By "millennia" I mostly meant that traveling is slow (+ the social costs of delay are low, I'm estimating like 1/billionth of value per year of delay). I agree that you can start sending fast-enough-to-be-relevant ships around the singularity rather than decades later. I'd guess the main reason speed matters initially is for grabbing resources from nearby stars under whoever-gets-their-first property rights (but that we probably will move away from that regime before colonizing).
I do expect to have strong global coordination prior to space colonization. I don't actually know if you would pause long enough for deliberation amongst biological humans to be relevant. So on reflection I'm not sure how much time you really have as biological humans. In the OP I'm imagining 10+ years (maybe going up to a generation) but that might just not be realistic.
Probably my single best guess is that some (many?) people would straggle out over years or decades (in the sense that relevant deliberation for controlling what happens with their endowment would take place with biological humans living on earth), but that before that there would be agreements (reached at high speed) to avoid them taking a huge competitive hit by moving slowly.
But my single best guess is not that likely and it seems much more likely that something else will happen (and even that I would conclude that some particular other thing is much more likely if I thought about it more).
I think I'm basically optimistic about every option you list.
(Also, all of this assumes that defensive capabilities are a lot stronger than offensive capabilities in space. If offense is comparably strong, than we also have the problem that the cosmic commons might be burned in wars if we don't pause or reach some other agreement before space colonisation.)
This seems like maybe the most likely single reason you need to sort everything out in advance, though the general consideration in favor of option value (and waiting a year or two being no big deal) seems even more important. I do expect to have plenty of time to do that.
I haven't thought about any of these details much because it seems like such an absurdly long subjective time before we leave the solar system, and so there will be huge amounts of time for our descendants to make bargains before them. I am much more concerned about destructive technologies that require strong coordination long before we leave. (Or about option value lost by increasing the computational complexity of your simulation and so becoming increasingly uncorrelated with some simulators.)

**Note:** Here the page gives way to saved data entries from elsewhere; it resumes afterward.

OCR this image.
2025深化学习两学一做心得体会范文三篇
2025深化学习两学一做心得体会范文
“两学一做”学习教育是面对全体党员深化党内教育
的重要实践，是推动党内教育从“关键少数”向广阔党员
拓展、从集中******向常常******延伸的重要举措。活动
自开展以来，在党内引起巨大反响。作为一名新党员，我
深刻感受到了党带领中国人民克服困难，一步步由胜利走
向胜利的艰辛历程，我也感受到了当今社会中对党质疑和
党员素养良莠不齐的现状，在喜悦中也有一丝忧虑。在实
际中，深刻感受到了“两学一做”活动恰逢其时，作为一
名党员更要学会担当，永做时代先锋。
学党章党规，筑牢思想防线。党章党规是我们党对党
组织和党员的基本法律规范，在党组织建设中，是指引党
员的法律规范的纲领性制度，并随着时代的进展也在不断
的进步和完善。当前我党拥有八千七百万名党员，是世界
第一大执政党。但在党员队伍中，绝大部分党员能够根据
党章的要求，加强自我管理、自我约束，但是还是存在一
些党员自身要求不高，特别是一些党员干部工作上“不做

One reason you might have to figure these things out in advance is if you try to decouple competition from deliberation by doing something like secure space rights (i.e. binding commitments to respect property rights, have no wars ever, and divide up the cosmos in an agreeable way). It's a bit hard to see how we could understand the situation well enough to reach an agreeable compromise directly (rather than defining a mutually-agreeable deliberative process to which we will defer and which has enough flexibility to respond to unknown unknowns about colonization dynamics) but if it was a realistic possibility then it might require figuring a lot of stuff out sooner rather than later.